PH dollar international reserves hit 3-month high at $107 billion


The country’s gross international reserves (GIR) reached a three-month peak of $107.25 billion at the end of April, thanks to government bond issuances and higher gold prices.


According to preliminary data released by the Bangko Sentral ng Pilipinas (BSP) on Friday, the figure was 2.30 percent and 17.93 percent higher than the $104.48 billion and $90.94 billion recorded at the end of March and a year ago, respectively.


The sum at the end of April was the highest level of foreign reserves since the end of January this year, when it was $108.67 billion.


The rise in the GIR level month-over-month reflected inflows primarily from the proceeds of the national government’s global and samurai bond issuances, which were deposited with the BSP, according to the central bank.


Last December, the national government raised $2.75 billion (roughly P132.13 billion) through a two-tranche offering of US dollar-denominated bonds. Last March, it also secured 55 billion yen ($500 million, or P24.23 billion) in “samurai” bonds.
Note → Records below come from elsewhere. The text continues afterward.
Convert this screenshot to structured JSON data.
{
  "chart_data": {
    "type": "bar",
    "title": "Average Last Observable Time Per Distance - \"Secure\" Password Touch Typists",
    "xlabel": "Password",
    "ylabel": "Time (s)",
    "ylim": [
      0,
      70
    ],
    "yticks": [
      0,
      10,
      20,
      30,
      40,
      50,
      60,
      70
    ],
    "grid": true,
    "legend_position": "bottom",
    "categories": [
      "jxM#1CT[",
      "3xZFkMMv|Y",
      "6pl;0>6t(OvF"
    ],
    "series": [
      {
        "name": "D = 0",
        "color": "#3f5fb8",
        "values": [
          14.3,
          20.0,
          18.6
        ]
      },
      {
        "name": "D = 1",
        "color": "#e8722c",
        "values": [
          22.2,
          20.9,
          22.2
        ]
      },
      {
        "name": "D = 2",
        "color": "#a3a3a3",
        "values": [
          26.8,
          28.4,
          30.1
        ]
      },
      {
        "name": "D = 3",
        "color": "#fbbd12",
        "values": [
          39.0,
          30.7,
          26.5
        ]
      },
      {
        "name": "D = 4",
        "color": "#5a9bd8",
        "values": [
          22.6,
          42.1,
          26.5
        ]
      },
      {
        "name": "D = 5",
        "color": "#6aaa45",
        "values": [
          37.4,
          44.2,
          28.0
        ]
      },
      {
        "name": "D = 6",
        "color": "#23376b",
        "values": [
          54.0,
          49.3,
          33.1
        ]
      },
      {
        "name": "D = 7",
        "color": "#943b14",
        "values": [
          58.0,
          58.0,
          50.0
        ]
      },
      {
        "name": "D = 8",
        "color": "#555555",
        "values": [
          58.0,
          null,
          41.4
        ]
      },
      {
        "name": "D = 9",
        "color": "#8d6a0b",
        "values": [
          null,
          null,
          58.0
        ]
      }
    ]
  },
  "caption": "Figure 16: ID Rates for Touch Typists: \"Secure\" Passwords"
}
The BSP also stated that, “an upward adjustment in the value of the BSP’s gold holdings due to the increase in the price of gold in the international [market] contributed to the higher GIR level.”


Inflows were partly offset by outflows from the national government’s foreign currency debt servicing.


The new dollar-reserves amount also “represents a more than adequate external liquidity buffer, which can help cushion the domestic economy against external shocks.”


It also covers 12.3 months of imports, which is higher than the 12 months and 8.5 months buffers seen at the end of March and a year ago; 7.5 times the country’s short-term external debt based on original maturity; and 5.2 times based on residual maturity.


The disparity between GIR and total short-term liabilities, known as net international reserves, increased to $107.24 billion at the end of April from $104.47 billion a month earlier.


These reserves are expected to rise to $106 billion this year, according to the central bank. This equates to 10.9 months of import protection, with current and financial account inflows providing help.


However, central bank Governor Benjamin Diokno expects reserves to reach $120 billion by the end of the year.